Technology and programmatic are not the problem in digital media

25 Apr 2017  |  Jana Eisenstein 
Technology and programmatic are not the problem in digital media

Programmatic is becoming a dirty word but the issue is wider than technology, writes Jana Eisenstein as she shares her plans to renew digital media optimism

Like any sector undergoing the complex process of digitalisation, it seems the digital media business has some growing pains to deal with.

The current issues over brand safety, combined with P&G’s criticism of the “crappy media supply chain”, have created an environment where there is confusion between the quality of ingredients and the process of automation.

There is clearly room for improvement and that’s actually something technology can help with, but programmatic is not bad; programmatic is simply the automation of advertising media trading and delivery of advertising campaigns.

All industries are going through this process of technological evolution and new digital tools are constantly emerging with the aim of making advertising better, faster and more efficient. The most recent example in media is the launch of the ad trading platform developed by NASDAQ – NYIAX.

The truth is that any technology is only as good as the inputs that power it. If you put poor quality media into even the best programmatic solution, then the results will reflect that. Conversely, if premium quality media is fed into the system, then the results will be even better than those that the smartest advertisers, those that understand the power of digital advertising and programmatic, are already seeing.

Early adopters such as Unilever, Coca-Cola and Procter & Gamble, have already recognised the value of investing heavily in digital advertising and programmatic capabilities.
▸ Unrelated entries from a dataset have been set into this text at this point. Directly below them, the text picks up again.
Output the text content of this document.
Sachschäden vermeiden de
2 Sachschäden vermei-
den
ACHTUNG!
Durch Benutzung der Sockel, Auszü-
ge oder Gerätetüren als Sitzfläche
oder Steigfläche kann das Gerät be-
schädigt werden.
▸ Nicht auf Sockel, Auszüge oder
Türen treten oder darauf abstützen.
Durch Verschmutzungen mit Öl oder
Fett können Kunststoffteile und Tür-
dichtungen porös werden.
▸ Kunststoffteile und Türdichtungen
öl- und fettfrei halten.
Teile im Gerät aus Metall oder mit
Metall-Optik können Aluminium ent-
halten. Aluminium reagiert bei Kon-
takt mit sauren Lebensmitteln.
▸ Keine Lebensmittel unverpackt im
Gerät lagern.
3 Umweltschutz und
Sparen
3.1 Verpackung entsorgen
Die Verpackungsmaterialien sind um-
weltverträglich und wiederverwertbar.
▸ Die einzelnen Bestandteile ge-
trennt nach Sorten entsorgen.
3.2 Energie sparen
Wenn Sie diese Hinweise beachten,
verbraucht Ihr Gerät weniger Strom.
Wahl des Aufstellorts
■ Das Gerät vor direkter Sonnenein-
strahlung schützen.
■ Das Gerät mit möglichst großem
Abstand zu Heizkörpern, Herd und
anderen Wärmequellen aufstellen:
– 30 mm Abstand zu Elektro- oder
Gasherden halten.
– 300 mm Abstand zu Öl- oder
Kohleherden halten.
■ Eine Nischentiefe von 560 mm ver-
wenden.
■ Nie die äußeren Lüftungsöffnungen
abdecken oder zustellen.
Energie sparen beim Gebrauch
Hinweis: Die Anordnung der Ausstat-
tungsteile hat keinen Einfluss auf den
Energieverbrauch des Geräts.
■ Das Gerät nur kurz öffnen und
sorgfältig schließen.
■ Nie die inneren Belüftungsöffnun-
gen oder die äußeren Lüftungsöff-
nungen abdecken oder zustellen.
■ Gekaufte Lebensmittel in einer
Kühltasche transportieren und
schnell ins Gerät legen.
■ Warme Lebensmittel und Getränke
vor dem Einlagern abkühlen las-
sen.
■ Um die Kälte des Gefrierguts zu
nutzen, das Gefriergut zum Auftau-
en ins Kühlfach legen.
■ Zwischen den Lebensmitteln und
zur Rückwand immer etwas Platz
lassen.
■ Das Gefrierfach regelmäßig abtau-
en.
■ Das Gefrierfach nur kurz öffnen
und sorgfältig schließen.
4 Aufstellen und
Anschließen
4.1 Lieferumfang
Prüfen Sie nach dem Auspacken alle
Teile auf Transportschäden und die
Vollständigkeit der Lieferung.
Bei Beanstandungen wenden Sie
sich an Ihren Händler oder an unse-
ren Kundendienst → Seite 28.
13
However, it is not only the large advertisers who are benefiting from programmatic, but also smaller brands where programmatic has lowered the cost of entry for video advertising. For example, 75% of Sky AdSmart advertisers are new to TV or new to Sky Media.

Making these benefits work for all means putting more effort into raising the general understanding of the importance of content and quality of the media that fuels the technology. In other industries, such as financial trading, there are clear standards set and adhered to, but in the absence of agreed norms, standards and rules, media’s digitalisation has suffered from inconsistencies and uncertainty.

We need to agree industry-wide content standards and norms that support brand safety and transparency. Transparency and an open and collaborative ecosystem built on common standards and metrics allow all ecosystem participants to understand what is pertinent to them, whether they are advertisers, media owners or technology companies. Common standards of measurement across all platforms allow results to be compared. These metrics need to be defined, not by individual participants, but by the industry collectively and adhered to by all. They need to be configured to client needs and be scalable across the ecosystem.

We can measure advertising outcomes and KPIs using the metrics approved by the MRC or any other body, but we must all agree to use them and allow them to be tracked by third parties.

Finally, we need to be open and honest about the current limitations that we all deal with when it comes to digital video content, even with the rapid improvements we are making. The issues of brand safety are not new and occur in other media too and it is worth us looking at how other channels have alleviated such risks.

Linear television has been the key media channel for more than 50 years and arguably has a significant amount of experience in successfully managing brand safety across video content. In the UK, the TV industry has largely solved this difficult issue by using an agreed industry-wide content rating system, The Ofcom Broadcasting Code, and ensuring Clearcast ad copy approval to BCAP standards.

This has been strictly enforced and has been hugely successful, not just on TV, but also on broadcast VOD. These standards are adopted for digitally-distributed TV content and in fact Videology has integrated Clearcast compliance ratings and workflow into our core stack, enabling programmatic media management adhering to Clearcast compliance requirements. Similar systems are used in other markets for TV content rating and advertising management.

Ultimately, if we want our move to programmatic advertising to deliver against all expectations, then doing two things will help. Firstly, by allowing third-party tracking pixels across all media, including walled gardens, we will give advertisers confidence and empower them with unequivocal data showing that their spend is effective and reward those media owners who perform the best. This could happen almost immediately and P&G are demanding that it happens by the end of 2017.

Secondly, to achieve brand safety, we need industry-wide collaboration from content creators, distributors and technology platforms to advertisers and brands.

By looking at, and learning from, linear TV, we could create an optimal video content classification system used by the entire ecosystem. This will help us all better understand, and allow us to use, all available media more appropriately for our advertising needs. This is not an easy endeavour and will take time, but it’s a vital step to ensuring that not only are consumers happy with the content they view, but that brands are increasingly confident about their ability to ensure they remain within brand safe environments.

We need to come together as an industry to make all this happen. Because whatever we do, digital advertising and programmatic aren’t going away and that makes ensuring the quality of the raw ingredients that power them critically important for the future that is already here.